Pemerintah melalui Menteri Sekretaris Negara pada 25 Juli 2025 menyatakan target kemiskinan ekstrem 0 persen pada 2029. BPS mencatat kemiskinan ekstrem Maret 2025 sebesar 0,85 persen (2,38 juta orang), turun dari 1,26 persen (3,56 juta orang) pada Maret 2024. Angka kemiskinan memang sensitif secara politik, selalu dijadikan prestasi penguasa. Pandemi sempat melonjakkan angka kemiskinan dari 9,22 persen (2019) menjadi 10,19 persen (2020), membuat target RPJMN 7 persen pada 2024 sulit tercapai. Pemerintah lalu mengganti target menjadi kemiskinan ekstrem 0 persen pada 2024, yang lebih mudah dibanding target 7 persen.
Sejak 2020, angka kemiskinan ekstrem menurun konsisten, dari 2,25 persen (2020) menjadi 0,83 persen (2024). Namun angka ini dihitung dengan standar garis kemiskinan ekstrem US$ 1,90 PPP/kapita/hari yang sangat rendah. Menggunakan garis US$ 2,15 PPP, kemiskinan ekstrem Maret 2024 naik menjadi 1,41 persen. Bahkan dengan standar terbaru US$ 3,00 PPP, angkanya melonjak menjadi 8,55 persen.

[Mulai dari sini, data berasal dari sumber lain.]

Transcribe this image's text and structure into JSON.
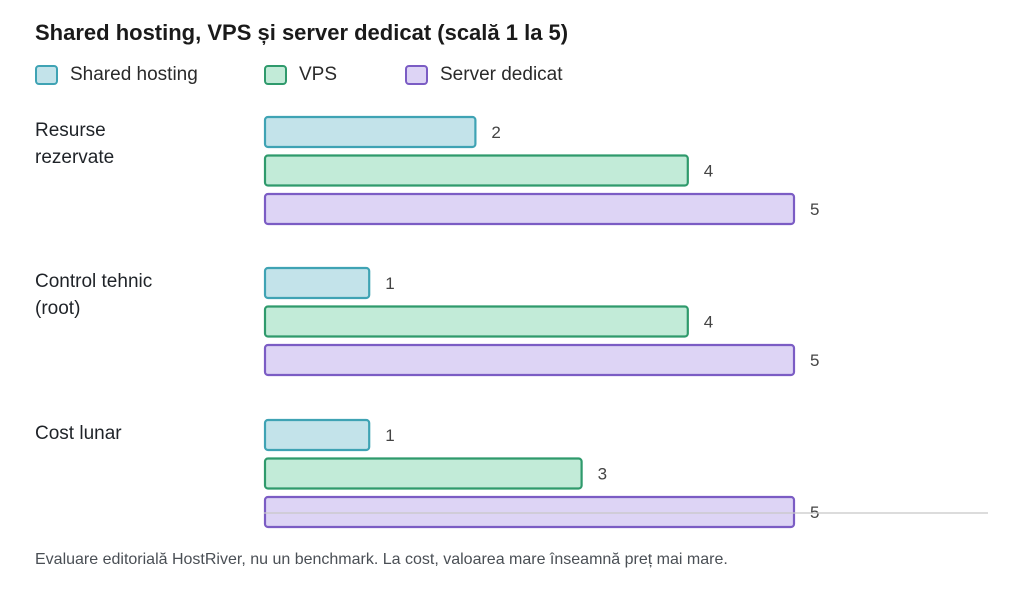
{
  "chart_data": {
    "type": "bar",
    "orientation": "horizontal",
    "title": "Shared hosting, VPS și server dedicat (scală 1 la 5)",
    "categories": [
      "Resurse\nrezervate",
      "Control tehnic\n(root)",
      "Cost lunar"
    ],
    "series": [
      {
        "name": "Shared hosting",
        "values": [
          2,
          1,
          1
        ],
        "fill": "#c3e3ea",
        "stroke": "#3fa3b4"
      },
      {
        "name": "VPS",
        "values": [
          4,
          4,
          3
        ],
        "fill": "#c2ebd8",
        "stroke": "#2f9a6c"
      },
      {
        "name": "Server dedicat",
        "values": [
          5,
          5,
          5
        ],
        "fill": "#ddd4f5",
        "stroke": "#7b5cc4"
      }
    ],
    "xlim": [
      0,
      5
    ],
    "grid": false,
    "legend": "top-left",
    "footnote": "Evaluare editorială HostRiver, nu un benchmark. La cost, valoarea mare înseamnă preț mai mare."
  }
}
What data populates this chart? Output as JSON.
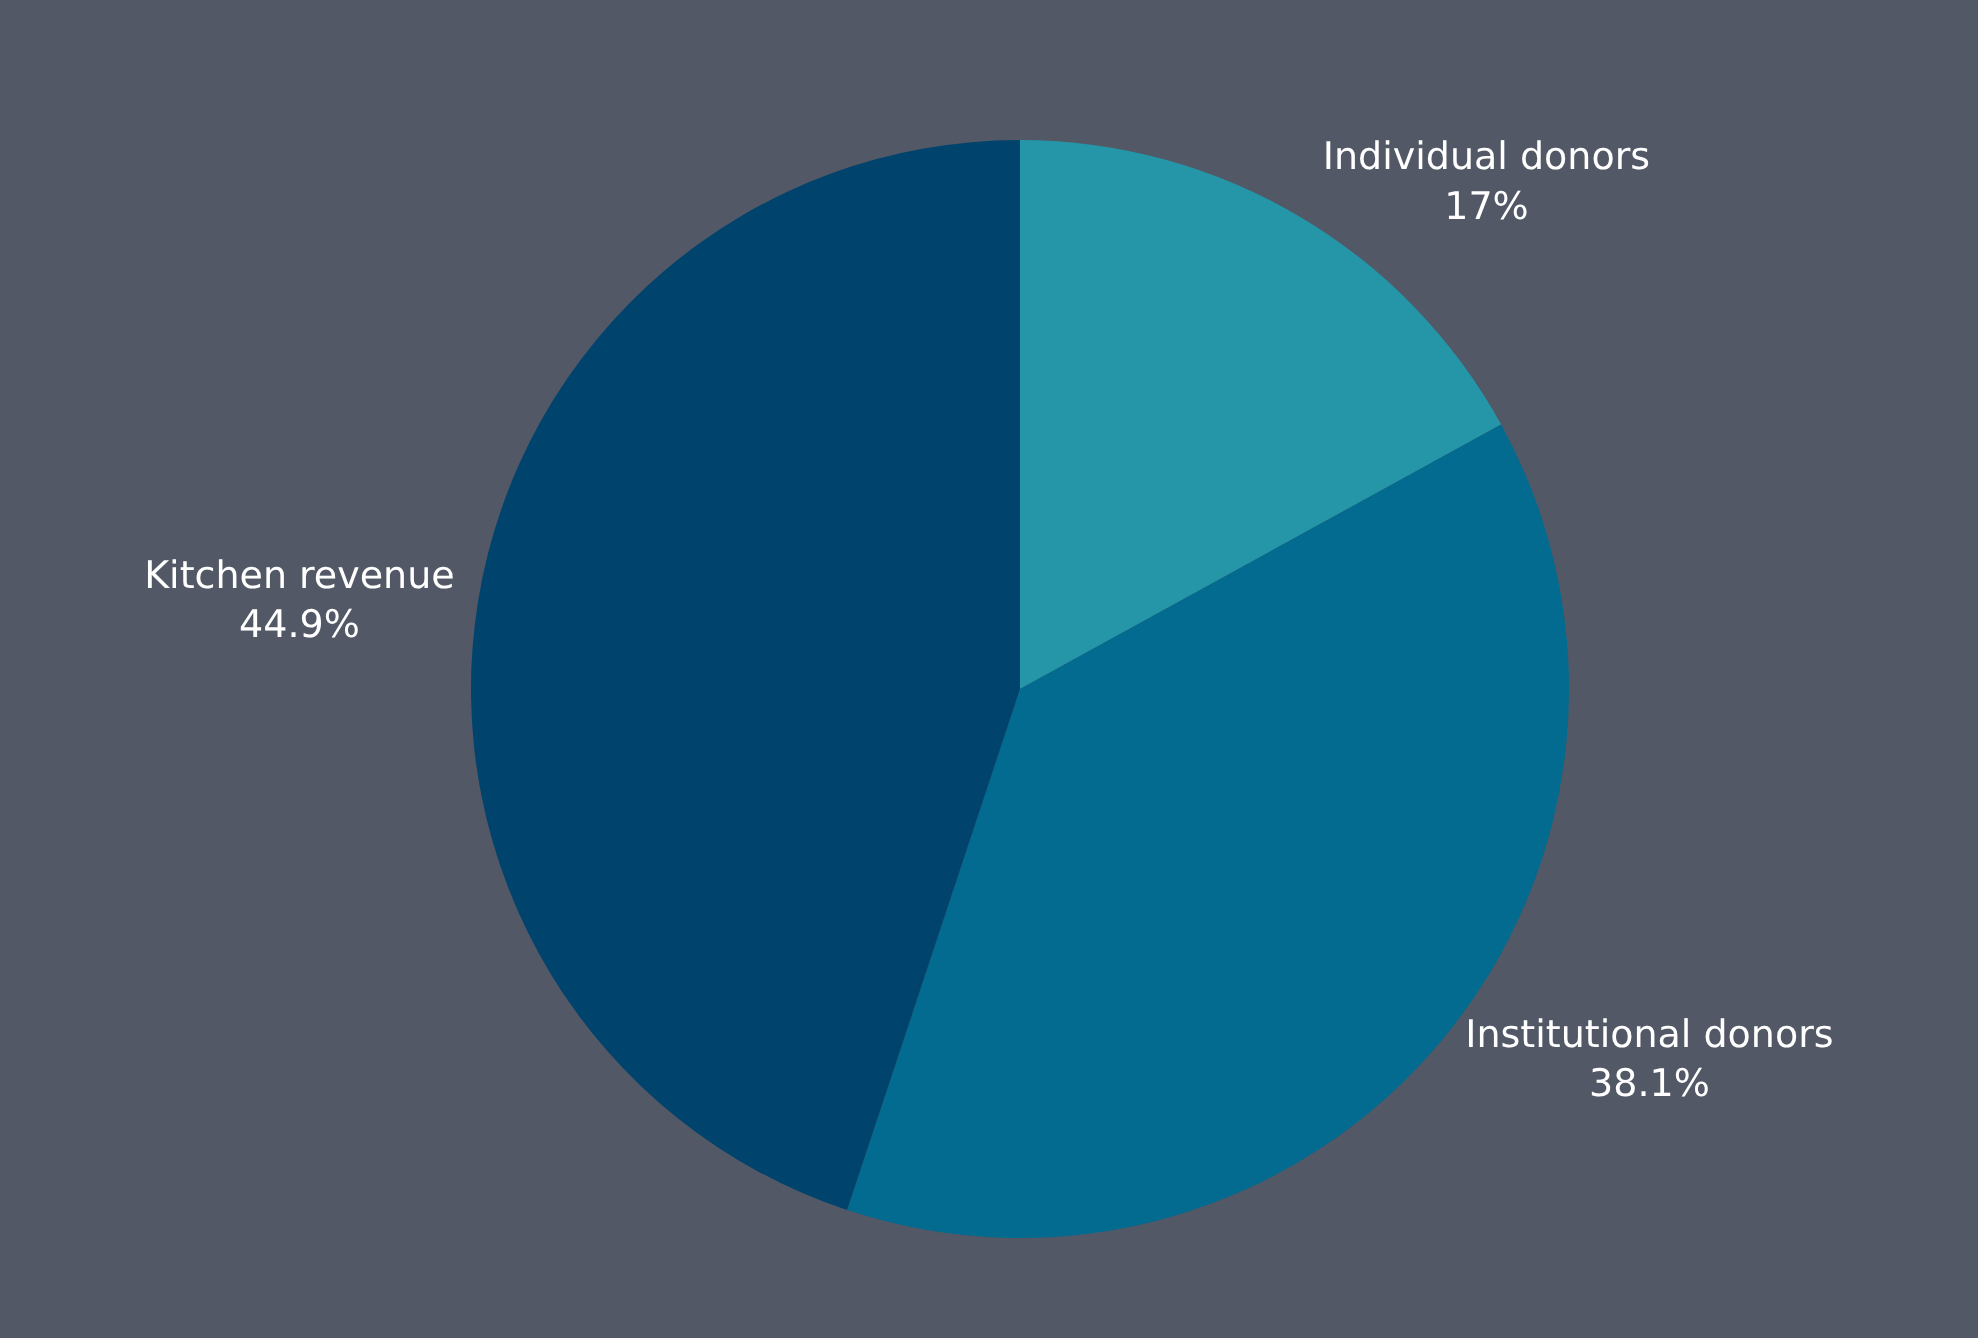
{
  "chart_data": {
    "type": "pie",
    "categories": [
      "Individual donors",
      "Institutional donors",
      "Kitchen revenue"
    ],
    "values": [
      17,
      38.1,
      44.9
    ],
    "value_labels": [
      "17%",
      "38.1%",
      "44.9%"
    ],
    "colors": [
      "#2596a8",
      "#026b8f",
      "#00436d"
    ],
    "legend": false
  }
}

BPS kini memakai garis US$ 2,15 PPP, dan mencatat penurunan dari 1,26 persen (2024) menjadi 0,85 persen (2025). Meski begitu, target kemiskinan ekstrem 0 persen pada 2029 dianggap terlalu mudah karena standar terlalu rendah. Dengan garis US$ 2,15, angka nol bisa tercapai sebelum 2026.
Karena itu, target 0 persen baru bermakna jika menggunakan garis US$ 3,00 PPP, lebih relevan bagi Indonesia sebagai upper-middle income country, serta mendukung strategi pertumbuhan yang lebih inklusif. Tanpa standar lebih tinggi, target 2029 hanya manipulasi politik.